Au son de cette voix, la Ramée resta cloué sur le sol, et tous les Entragues du monde, avec leurs injures et leur profession de foi, n'eussent pas réussi à le faire reculer d'une semelle.
Henriette était resplendissante de toilette et de beauté. Sa robe de satin gris perle, brodée d'or, un petit toquet de velours rouge, duquel jaillissait une fine aigrette blanche, et le pied cambré dans sa bottine de satin rouge, et le bas de sa jambe ferme et ronde qui se trahissait à chaque pas dans l'escalier, firent pousser un petit cri de satisfaction au père et un rugissement sourd d'admiration idolâtre à la Ramée.
—Tu es belle, très-belle, Henriette, dit M. d'Entragues; à la bonne heure, ce corsage est galant, penche un peu la coiffure, cela donne aux yeux plus de vivacité. Je te trouve pâle.
Henriette venait d'apercevoir la Ramée. Toute gaieté disparut de sa physionomie. Elle adressa un long regard et un grave salut au jeune homme, dont l'obsession avide mendiait ce salut et ce regard.
—Ta mère doit être prête, allons la chercher, dit M. d'Entragues qui, tout en marchant, surveillait le jeu des plis et chaque détail de la toilette, à ce point qu'il redressa sur l'épaule de sa fille les torsades d'une aiguillette qui s'était embrouillée dans une aiguillette voisine.
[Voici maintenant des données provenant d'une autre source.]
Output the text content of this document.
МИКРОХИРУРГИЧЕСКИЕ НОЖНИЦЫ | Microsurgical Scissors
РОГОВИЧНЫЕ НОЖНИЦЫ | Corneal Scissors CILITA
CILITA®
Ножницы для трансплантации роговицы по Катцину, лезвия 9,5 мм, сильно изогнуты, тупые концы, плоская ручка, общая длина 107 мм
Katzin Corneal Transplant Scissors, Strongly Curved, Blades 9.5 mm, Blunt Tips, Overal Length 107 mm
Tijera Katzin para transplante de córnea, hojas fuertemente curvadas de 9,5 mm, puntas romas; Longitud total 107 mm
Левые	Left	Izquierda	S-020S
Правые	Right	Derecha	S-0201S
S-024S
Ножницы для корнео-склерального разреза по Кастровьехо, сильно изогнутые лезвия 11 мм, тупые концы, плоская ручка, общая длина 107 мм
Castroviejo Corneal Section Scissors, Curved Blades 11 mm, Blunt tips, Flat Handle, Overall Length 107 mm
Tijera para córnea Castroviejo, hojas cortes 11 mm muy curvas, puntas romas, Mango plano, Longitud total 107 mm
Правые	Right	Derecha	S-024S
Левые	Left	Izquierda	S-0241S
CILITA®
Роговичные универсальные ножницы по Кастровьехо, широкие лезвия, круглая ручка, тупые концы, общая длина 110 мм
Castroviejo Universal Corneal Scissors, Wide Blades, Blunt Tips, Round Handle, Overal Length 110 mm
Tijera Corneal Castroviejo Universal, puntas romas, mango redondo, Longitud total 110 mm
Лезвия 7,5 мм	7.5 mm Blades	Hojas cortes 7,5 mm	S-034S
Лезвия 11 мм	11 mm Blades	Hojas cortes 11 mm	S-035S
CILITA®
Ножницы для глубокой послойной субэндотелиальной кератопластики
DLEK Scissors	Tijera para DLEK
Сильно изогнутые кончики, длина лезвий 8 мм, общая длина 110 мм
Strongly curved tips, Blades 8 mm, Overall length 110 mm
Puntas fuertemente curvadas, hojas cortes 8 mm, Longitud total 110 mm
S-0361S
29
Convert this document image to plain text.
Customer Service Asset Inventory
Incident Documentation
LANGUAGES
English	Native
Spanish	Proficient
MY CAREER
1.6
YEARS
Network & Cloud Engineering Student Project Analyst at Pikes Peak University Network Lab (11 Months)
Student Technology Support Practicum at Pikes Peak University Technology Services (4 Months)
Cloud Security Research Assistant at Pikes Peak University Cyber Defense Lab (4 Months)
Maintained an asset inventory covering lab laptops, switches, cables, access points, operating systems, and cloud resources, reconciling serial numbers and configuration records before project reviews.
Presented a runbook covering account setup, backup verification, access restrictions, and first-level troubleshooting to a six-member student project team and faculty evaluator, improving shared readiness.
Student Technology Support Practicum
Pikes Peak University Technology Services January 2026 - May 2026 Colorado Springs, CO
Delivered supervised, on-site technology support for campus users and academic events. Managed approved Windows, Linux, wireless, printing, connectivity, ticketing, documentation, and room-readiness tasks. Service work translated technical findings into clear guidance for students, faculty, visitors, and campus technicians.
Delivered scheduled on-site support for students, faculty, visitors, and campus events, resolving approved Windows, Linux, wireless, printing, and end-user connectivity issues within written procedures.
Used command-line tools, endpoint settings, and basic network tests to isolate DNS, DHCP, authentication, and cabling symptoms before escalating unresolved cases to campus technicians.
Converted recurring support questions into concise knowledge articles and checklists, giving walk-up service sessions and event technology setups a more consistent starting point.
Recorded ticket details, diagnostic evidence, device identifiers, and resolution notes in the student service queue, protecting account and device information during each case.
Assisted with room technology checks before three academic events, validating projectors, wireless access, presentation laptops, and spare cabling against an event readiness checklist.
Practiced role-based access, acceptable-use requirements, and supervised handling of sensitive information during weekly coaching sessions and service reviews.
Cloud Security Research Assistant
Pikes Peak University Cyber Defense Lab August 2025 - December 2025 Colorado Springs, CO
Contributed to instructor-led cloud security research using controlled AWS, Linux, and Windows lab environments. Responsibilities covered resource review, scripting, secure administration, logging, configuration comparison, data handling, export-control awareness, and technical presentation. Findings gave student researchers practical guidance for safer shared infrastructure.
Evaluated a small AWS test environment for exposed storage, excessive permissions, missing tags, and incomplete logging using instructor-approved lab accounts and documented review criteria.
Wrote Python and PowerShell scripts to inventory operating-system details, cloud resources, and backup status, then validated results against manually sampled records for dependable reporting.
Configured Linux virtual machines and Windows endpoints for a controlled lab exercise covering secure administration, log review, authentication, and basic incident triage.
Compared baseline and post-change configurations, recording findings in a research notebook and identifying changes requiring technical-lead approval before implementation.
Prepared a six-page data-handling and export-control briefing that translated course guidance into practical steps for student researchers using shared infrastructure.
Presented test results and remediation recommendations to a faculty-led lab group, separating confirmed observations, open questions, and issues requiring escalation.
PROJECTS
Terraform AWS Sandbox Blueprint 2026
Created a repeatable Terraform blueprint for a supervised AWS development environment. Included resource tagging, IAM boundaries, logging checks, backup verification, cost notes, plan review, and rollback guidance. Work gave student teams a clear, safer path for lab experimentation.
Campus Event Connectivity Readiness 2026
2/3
Quant à la Ramée, il était oublié. Henriette marchait, inondée de soleil, enivrée d'orgueil, respirant avec l'air embaumé des lis et des jasmins les murmures d'admiration qui éclataient sur son passage dans les rangs pressés des villageois et des serviteurs accourus pour jouir du spectacle.
M. d'Entragues quitta un moment sa fille pour aller s'informer de la mère.
La Ramée profita de ce moment pour s'approcher d'Henriette et lui dire:
—Vous ne m'attendiez pas aujourd'hui, je crois?
Elle rougit. Le dépit et l'impatience plissèrent son front.
—Pourquoi vous eussé-je attendu? dit-elle.